[被爆80年] 小屋浦の慰霊碑 起源・歩み年表に 胎内被爆者西谷さん手作り
25年8月8日
「歴史伝える助けに」
坂町小屋浦の公園にある原爆慰霊碑の管理を続ける近くの胎内被爆者西谷敏樹さん(79)が、碑の由来を紹介する年表を公園の掲示板に掲げた。地元の青年団が原爆投下の翌年に追悼の木柱を建てたことや西日本豪雨禍で移転したことなど、起源や歩みをたどる。被爆80年を機に、小屋浦と原爆の関わりを記憶にとどめようと手作りした。(石川昌義)
「小屋浦原爆慰霊碑の歴史」と題して大判の紙にまとめた。解散した小屋浦地区の被爆者団体の役員を務めた西谷さん。被爆者運動の先輩が残した資料などから慰霊碑に関する記述を整理、集約したという。
碑の前身の木柱は1946年の初春、教員が「原子爆弾死没者之霊」と墨書し、地元の青年団と協力して呉線の線路沿いの山裾に建てたとされる。同年夏に木柱の周囲で草取りをした青年団や、87年に同じ場所に石碑を建てた住民たちの集合写真も添えた。2018年の西日本豪雨で被災した石碑を翌年、公園へ移設した経緯も記した。
6日朝、碑前であった地域の追悼行事に合わせて掲示した。慰霊碑の背後には、小屋浦小の児童が文案を考えた「笑顔でつくる 平和な未来」との横断幕も掲げられた。
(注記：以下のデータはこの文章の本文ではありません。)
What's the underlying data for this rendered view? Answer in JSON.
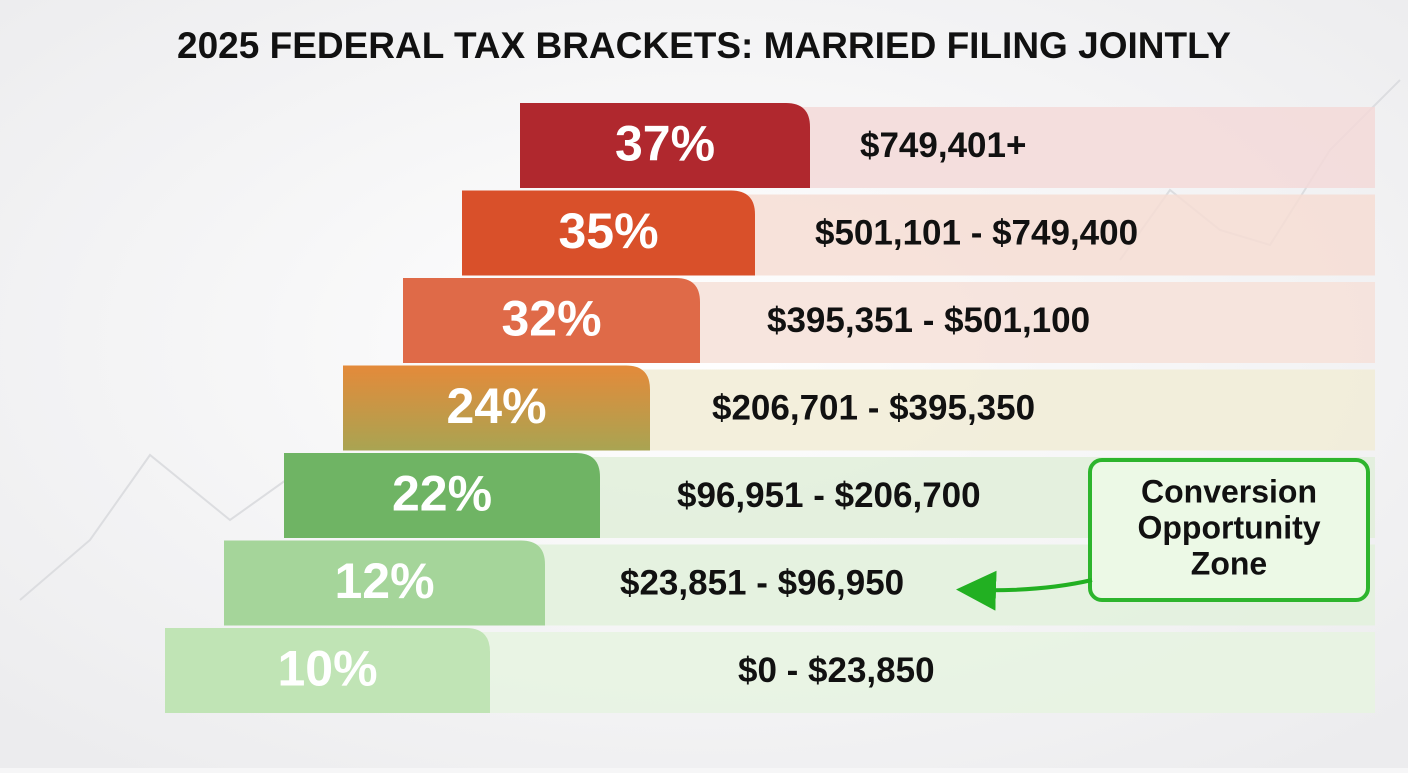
{
  "title": "2025 FEDERAL TAX BRACKETS: MARRIED FILING JOINTLY",
  "brackets": [
    {
      "rate": "37%",
      "range": "$749,401+"
    },
    {
      "rate": "35%",
      "range": "$501,101 - $749,400"
    },
    {
      "rate": "32%",
      "range": "$395,351 - $501,100"
    },
    {
      "rate": "24%",
      "range": "$206,701 - $395,350"
    },
    {
      "rate": "22%",
      "range": "$96,951 - $206,700"
    },
    {
      "rate": "12%",
      "range": "$23,851 - $96,950"
    },
    {
      "rate": "10%",
      "range": "$0 - $23,850"
    }
  ],
  "callout": {
    "lines": [
      "Conversion",
      "Opportunity",
      "Zone"
    ]
  }
}
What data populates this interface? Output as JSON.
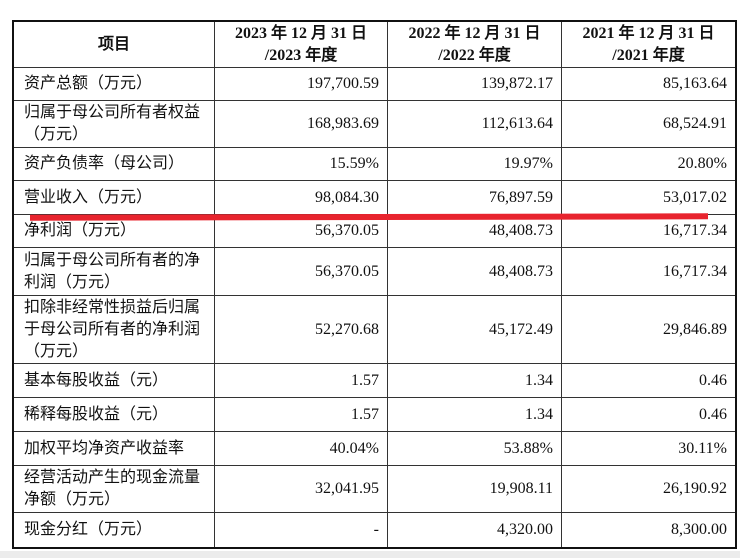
{
  "table": {
    "headers": [
      "项目",
      "2023 年 12 月 31 日\n/2023 年度",
      "2022 年 12 月 31 日\n/2022 年度",
      "2021 年 12 月 31 日\n/2021 年度"
    ],
    "header_lines": [
      [
        "项目"
      ],
      [
        "2023 年 12 月 31 日",
        "/2023 年度"
      ],
      [
        "2022 年 12 月 31 日",
        "/2022 年度"
      ],
      [
        "2021 年 12 月 31 日",
        "/2021 年度"
      ]
    ],
    "rows": [
      {
        "label": "资产总额（万元）",
        "values": [
          "197,700.59",
          "139,872.17",
          "85,163.64"
        ]
      },
      {
        "label": "归属于母公司所有者权益（万元）",
        "values": [
          "168,983.69",
          "112,613.64",
          "68,524.91"
        ]
      },
      {
        "label": "资产负债率（母公司）",
        "values": [
          "15.59%",
          "19.97%",
          "20.80%"
        ]
      },
      {
        "label": "营业收入（万元）",
        "values": [
          "98,084.30",
          "76,897.59",
          "53,017.02"
        ]
      },
      {
        "label": "净利润（万元）",
        "values": [
          "56,370.05",
          "48,408.73",
          "16,717.34"
        ]
      },
      {
        "label": "归属于母公司所有者的净利润（万元）",
        "values": [
          "56,370.05",
          "48,408.73",
          "16,717.34"
        ]
      },
      {
        "label": "扣除非经常性损益后归属于母公司所有者的净利润（万元）",
        "values": [
          "52,270.68",
          "45,172.49",
          "29,846.89"
        ]
      },
      {
        "label": "基本每股收益（元）",
        "values": [
          "1.57",
          "1.34",
          "0.46"
        ]
      },
      {
        "label": "稀释每股收益（元）",
        "values": [
          "1.57",
          "1.34",
          "0.46"
        ]
      },
      {
        "label": "加权平均净资产收益率",
        "values": [
          "40.04%",
          "53.88%",
          "30.11%"
        ]
      },
      {
        "label": "经营活动产生的现金流量净额（万元）",
        "values": [
          "32,041.95",
          "19,908.11",
          "26,190.92"
        ]
      },
      {
        "label": "现金分红（万元）",
        "values": [
          "-",
          "4,320.00",
          "8,300.00"
        ]
      }
    ]
  },
  "annotation": {
    "highlight_color": "#e8242e"
  }
}
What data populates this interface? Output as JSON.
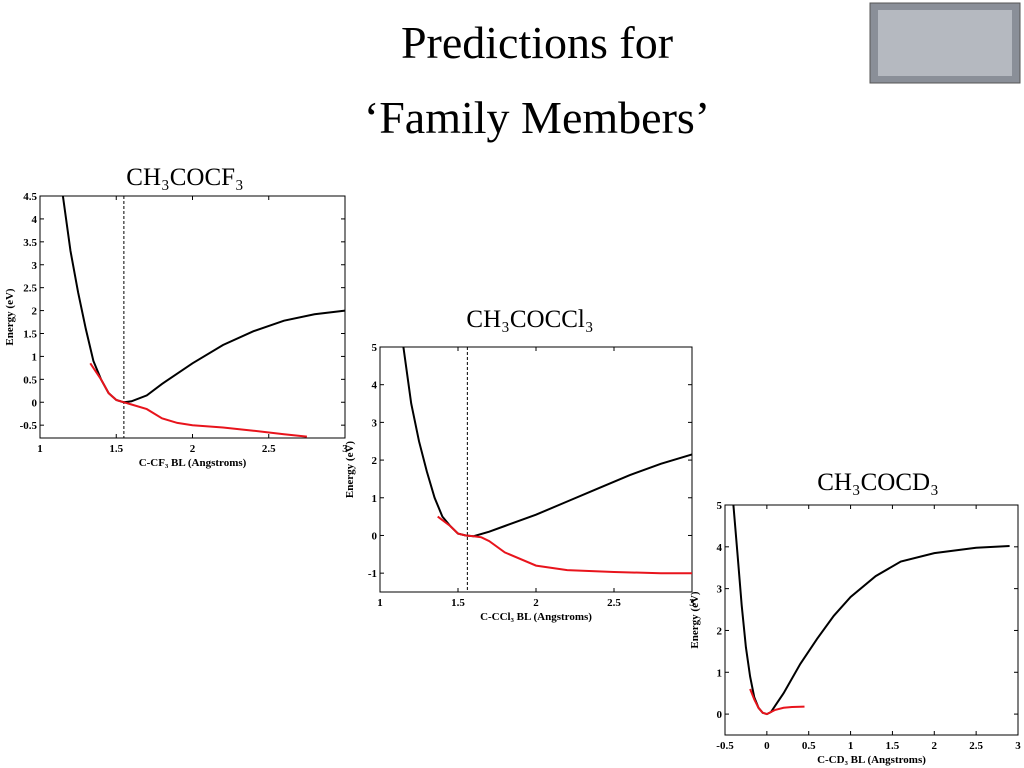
{
  "title": [
    "Predictions for",
    "‘Family Members’"
  ],
  "chart_data": [
    {
      "type": "line",
      "title": "CH₃COCF₃",
      "x_label": "C-CF₃ BL (Angstroms)",
      "y_label": "Energy (eV)",
      "xlim": [
        1,
        3
      ],
      "xticks": [
        1,
        1.5,
        2,
        2.5,
        3
      ],
      "ylim": [
        -0.78,
        4.5
      ],
      "yticks": [
        -0.5,
        0,
        0.5,
        1,
        1.5,
        2,
        2.5,
        3,
        3.5,
        4,
        4.5
      ],
      "vline": 1.55,
      "series": [
        {
          "color": "#000000",
          "x": [
            1.15,
            1.2,
            1.25,
            1.3,
            1.35,
            1.4,
            1.45,
            1.5,
            1.55,
            1.6,
            1.7,
            1.8,
            2.0,
            2.2,
            2.4,
            2.6,
            2.8,
            3.0
          ],
          "values": [
            4.5,
            3.3,
            2.4,
            1.6,
            0.9,
            0.5,
            0.2,
            0.05,
            0,
            0.02,
            0.15,
            0.4,
            0.85,
            1.25,
            1.55,
            1.78,
            1.92,
            2.0
          ]
        },
        {
          "color": "#e8141c",
          "x": [
            1.33,
            1.4,
            1.45,
            1.5,
            1.55,
            1.6,
            1.7,
            1.8,
            1.9,
            2.0,
            2.2,
            2.4,
            2.6,
            2.75
          ],
          "values": [
            0.85,
            0.5,
            0.2,
            0.05,
            0,
            -0.05,
            -0.15,
            -0.35,
            -0.45,
            -0.5,
            -0.55,
            -0.62,
            -0.7,
            -0.75
          ]
        }
      ]
    },
    {
      "type": "line",
      "title": "CH₃COCCl₃",
      "x_label": "C-CCl₃ BL (Angstroms)",
      "y_label": "Energy (eV)",
      "xlim": [
        1,
        3
      ],
      "xticks": [
        1,
        1.5,
        2,
        2.5,
        3
      ],
      "ylim": [
        -1.5,
        5
      ],
      "yticks": [
        -1,
        0,
        1,
        2,
        3,
        4,
        5
      ],
      "vline": 1.56,
      "series": [
        {
          "color": "#000000",
          "x": [
            1.15,
            1.2,
            1.25,
            1.3,
            1.35,
            1.4,
            1.45,
            1.5,
            1.55,
            1.6,
            1.7,
            1.8,
            2.0,
            2.2,
            2.4,
            2.6,
            2.8,
            3.0
          ],
          "values": [
            5,
            3.5,
            2.5,
            1.7,
            1.0,
            0.5,
            0.25,
            0.05,
            0,
            -0.02,
            0.1,
            0.25,
            0.55,
            0.9,
            1.25,
            1.6,
            1.9,
            2.15
          ]
        },
        {
          "color": "#e8141c",
          "x": [
            1.37,
            1.45,
            1.5,
            1.55,
            1.6,
            1.65,
            1.7,
            1.8,
            2.0,
            2.2,
            2.5,
            2.8,
            3.0
          ],
          "values": [
            0.5,
            0.25,
            0.05,
            0,
            -0.02,
            -0.05,
            -0.15,
            -0.45,
            -0.8,
            -0.92,
            -0.97,
            -1.0,
            -1.0
          ]
        }
      ]
    },
    {
      "type": "line",
      "title": "CH₃COCD₃",
      "x_label": "C-CD₃ BL (Angstroms)",
      "y_label": "Energy (eV)",
      "xlim": [
        -0.5,
        3
      ],
      "xticks": [
        -0.5,
        0,
        0.5,
        1,
        1.5,
        2,
        2.5,
        3
      ],
      "ylim": [
        -0.5,
        5
      ],
      "yticks": [
        0,
        1,
        2,
        3,
        4,
        5
      ],
      "series": [
        {
          "color": "#000000",
          "x": [
            -0.4,
            -0.35,
            -0.3,
            -0.25,
            -0.2,
            -0.15,
            -0.1,
            -0.05,
            0,
            0.05,
            0.1,
            0.2,
            0.4,
            0.6,
            0.8,
            1.0,
            1.3,
            1.6,
            2.0,
            2.5,
            2.9
          ],
          "values": [
            5,
            3.8,
            2.6,
            1.6,
            0.9,
            0.4,
            0.15,
            0.03,
            0,
            0.05,
            0.2,
            0.5,
            1.2,
            1.8,
            2.35,
            2.8,
            3.3,
            3.65,
            3.85,
            3.98,
            4.02
          ]
        },
        {
          "color": "#e8141c",
          "x": [
            -0.2,
            -0.15,
            -0.1,
            -0.05,
            0,
            0.05,
            0.1,
            0.2,
            0.3,
            0.45
          ],
          "values": [
            0.6,
            0.35,
            0.15,
            0.03,
            0,
            0.05,
            0.1,
            0.15,
            0.17,
            0.18
          ]
        }
      ]
    }
  ]
}
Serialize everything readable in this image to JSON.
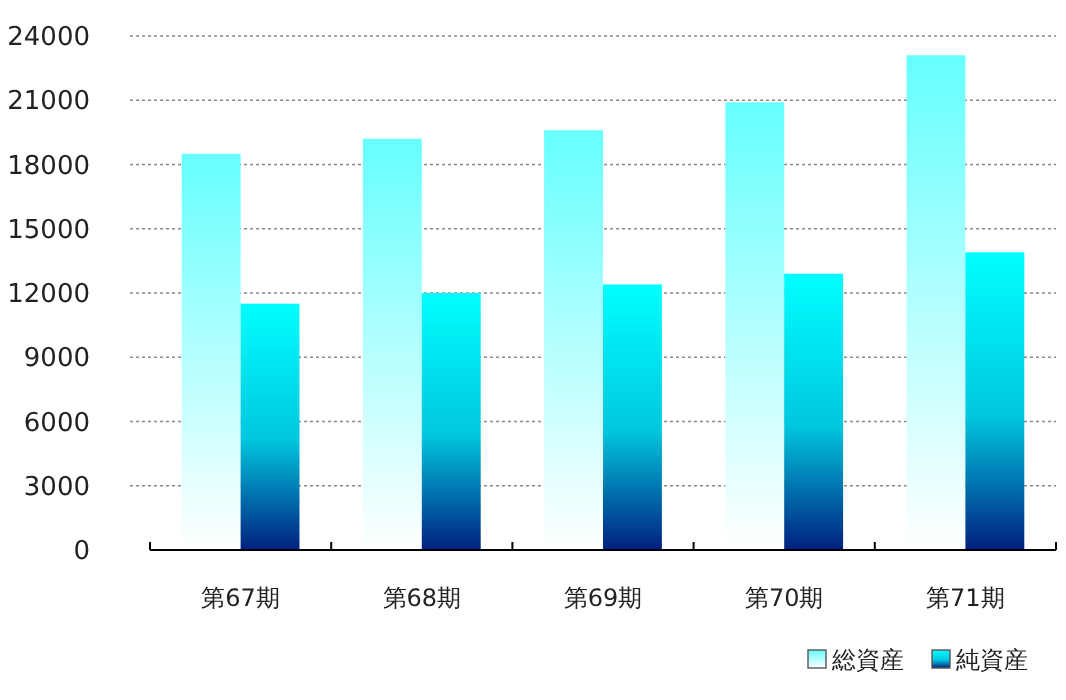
{
  "chart_data": {
    "type": "bar",
    "categories": [
      "第67期",
      "第68期",
      "第69期",
      "第70期",
      "第71期"
    ],
    "series": [
      {
        "name": "総資産",
        "color": "#66ffff",
        "values": [
          18500,
          19200,
          19600,
          20900,
          23100
        ]
      },
      {
        "name": "純資産",
        "color": "#00ffff",
        "values": [
          11500,
          12000,
          12400,
          12900,
          13900
        ]
      }
    ],
    "ylim": [
      0,
      24000
    ],
    "yticks": [
      0,
      3000,
      6000,
      9000,
      12000,
      15000,
      18000,
      21000,
      24000
    ],
    "grid": "y",
    "legend": "bottom right"
  }
}
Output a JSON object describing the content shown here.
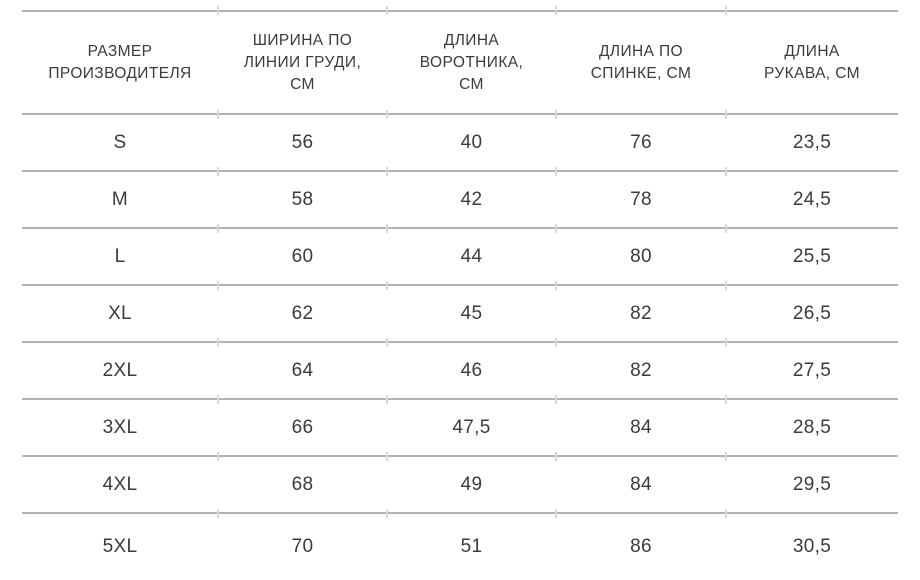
{
  "chart_data": {
    "type": "table",
    "title": "",
    "columns": [
      "РАЗМЕР ПРОИЗВОДИТЕЛЯ",
      "ШИРИНА ПО ЛИНИИ ГРУДИ, СМ",
      "ДЛИНА ВОРОТНИКА, СМ",
      "ДЛИНА ПО СПИНКЕ, СМ",
      "ДЛИНА РУКАВА, СМ"
    ],
    "rows": [
      [
        "S",
        "56",
        "40",
        "76",
        "23,5"
      ],
      [
        "M",
        "58",
        "42",
        "78",
        "24,5"
      ],
      [
        "L",
        "60",
        "44",
        "80",
        "25,5"
      ],
      [
        "XL",
        "62",
        "45",
        "82",
        "26,5"
      ],
      [
        "2XL",
        "64",
        "46",
        "82",
        "27,5"
      ],
      [
        "3XL",
        "66",
        "47,5",
        "84",
        "28,5"
      ],
      [
        "4XL",
        "68",
        "49",
        "84",
        "29,5"
      ],
      [
        "5XL",
        "70",
        "51",
        "86",
        "30,5"
      ]
    ]
  },
  "styles": {
    "rule_color": "#b3b3b3",
    "notch_color": "#d9d9d9",
    "text_color": "#3b3b3b",
    "background_color": "#ffffff"
  }
}
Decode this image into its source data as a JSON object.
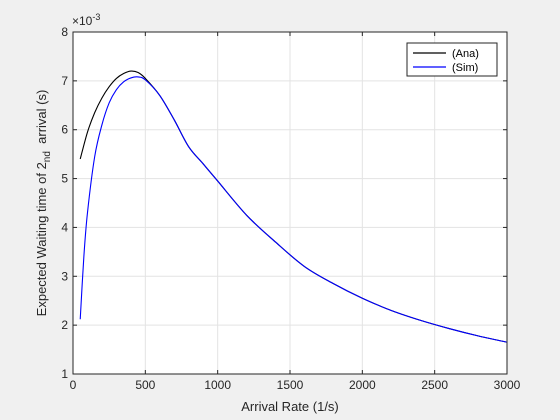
{
  "chart_data": {
    "type": "line",
    "xlabel": "Arrival Rate (1/s)",
    "ylabel": {
      "prefix": "Expected Waiting time of 2",
      "subscript": "nd",
      "suffix": "  arrival (s)"
    },
    "exponent": {
      "prefix": "×10",
      "power": "-3"
    },
    "xlim": [
      0,
      3000
    ],
    "ylim": [
      1,
      8
    ],
    "xticks": [
      0,
      500,
      1000,
      1500,
      2000,
      2500,
      3000
    ],
    "yticks": [
      1,
      2,
      3,
      4,
      5,
      6,
      7,
      8
    ],
    "grid": true,
    "legend_position": "top-right",
    "series": [
      {
        "name": "(Ana)",
        "color": "#000000",
        "x": [
          50,
          100,
          150,
          200,
          250,
          300,
          350,
          400,
          450,
          500,
          600,
          700,
          800,
          900,
          1000,
          1200,
          1400,
          1600,
          1800,
          2000,
          2200,
          2400,
          2600,
          2800,
          3000
        ],
        "y": [
          5.4,
          5.95,
          6.35,
          6.65,
          6.88,
          7.05,
          7.15,
          7.2,
          7.17,
          7.05,
          6.7,
          6.2,
          5.65,
          5.3,
          4.95,
          4.25,
          3.7,
          3.2,
          2.85,
          2.55,
          2.3,
          2.1,
          1.93,
          1.78,
          1.65
        ]
      },
      {
        "name": "(Sim)",
        "color": "#0000ff",
        "x": [
          50,
          75,
          100,
          150,
          200,
          250,
          300,
          350,
          400,
          450,
          500,
          600,
          700,
          800,
          900,
          1000,
          1200,
          1400,
          1600,
          1800,
          2000,
          2200,
          2400,
          2600,
          2800,
          3000
        ],
        "y": [
          2.12,
          3.4,
          4.3,
          5.45,
          6.1,
          6.55,
          6.82,
          6.98,
          7.06,
          7.08,
          7.02,
          6.7,
          6.2,
          5.65,
          5.3,
          4.95,
          4.25,
          3.7,
          3.2,
          2.85,
          2.55,
          2.3,
          2.1,
          1.93,
          1.78,
          1.65
        ]
      }
    ]
  }
}
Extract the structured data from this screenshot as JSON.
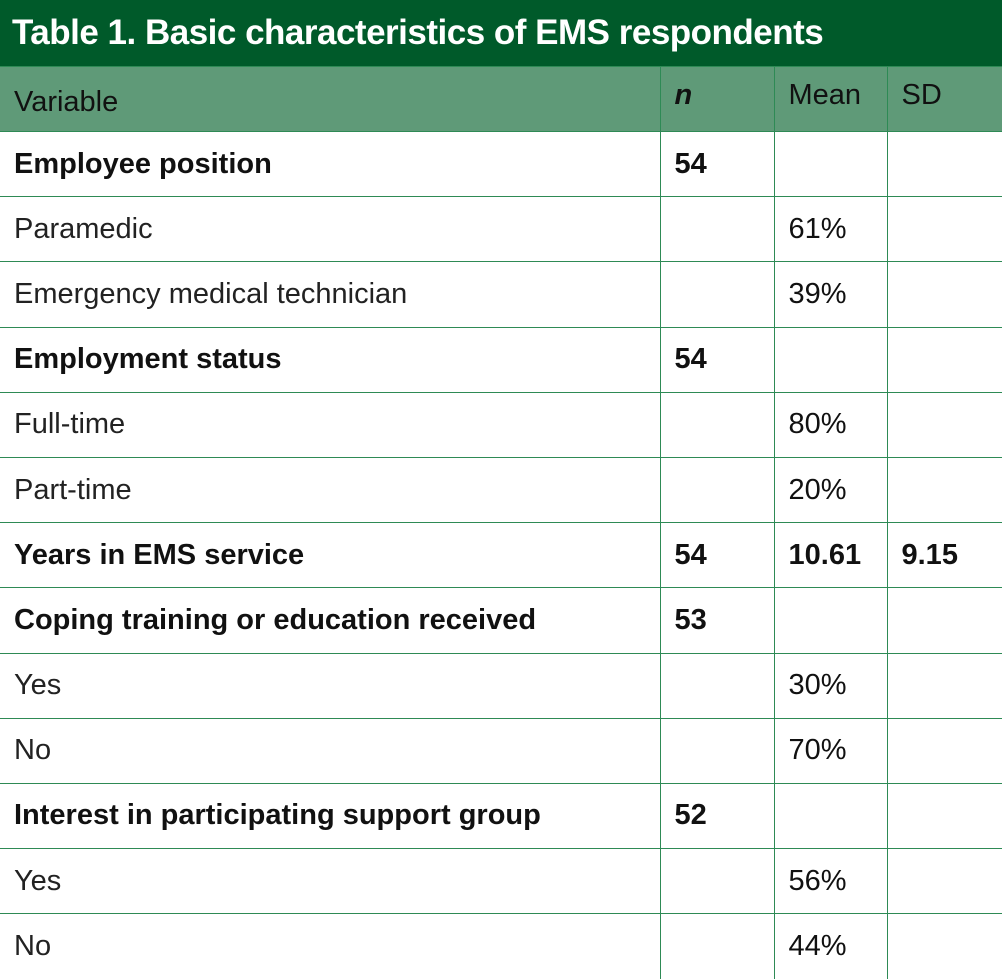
{
  "title": "Table 1. Basic characteristics of EMS respondents",
  "colors": {
    "title_bg": "#005a2a",
    "header_bg": "#5f9a78",
    "border": "#2e8a55"
  },
  "headers": {
    "variable": "Variable",
    "n": "n",
    "mean": "Mean",
    "sd": "SD"
  },
  "rows": [
    {
      "label": "Employee position",
      "n": "54",
      "mean": "",
      "sd": "",
      "bold": true
    },
    {
      "label": "Paramedic",
      "n": "",
      "mean": "61%",
      "sd": "",
      "bold": false
    },
    {
      "label": "Emergency medical technician",
      "n": "",
      "mean": "39%",
      "sd": "",
      "bold": false
    },
    {
      "label": "Employment status",
      "n": "54",
      "mean": "",
      "sd": "",
      "bold": true
    },
    {
      "label": "Full-time",
      "n": "",
      "mean": "80%",
      "sd": "",
      "bold": false
    },
    {
      "label": "Part-time",
      "n": "",
      "mean": "20%",
      "sd": "",
      "bold": false
    },
    {
      "label": "Years in EMS service",
      "n": "54",
      "mean": "10.61",
      "sd": "9.15",
      "bold": true
    },
    {
      "label": "Coping training or education received",
      "n": "53",
      "mean": "",
      "sd": "",
      "bold": true
    },
    {
      "label": "Yes",
      "n": "",
      "mean": "30%",
      "sd": "",
      "bold": false
    },
    {
      "label": "No",
      "n": "",
      "mean": "70%",
      "sd": "",
      "bold": false
    },
    {
      "label": "Interest in participating support group",
      "n": "52",
      "mean": "",
      "sd": "",
      "bold": true
    },
    {
      "label": "Yes",
      "n": "",
      "mean": "56%",
      "sd": "",
      "bold": false
    },
    {
      "label": "No",
      "n": "",
      "mean": "44%",
      "sd": "",
      "bold": false
    }
  ]
}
広島市が刊行した広島原爆戦災誌によると、同地区には小屋浦国民学校(現小屋浦小)や、陸軍船舶部隊(暁部隊)の野戦病院となった小屋浦海水浴場に被爆者が運び込まれ、約190人が火葬・埋葬された。参列者に慰霊碑の歴史を伝えた西谷さんは「碑に込めた願いを風化させず、地域の原爆の歴史を末永く伝える助けにしてほしい」と願っていた。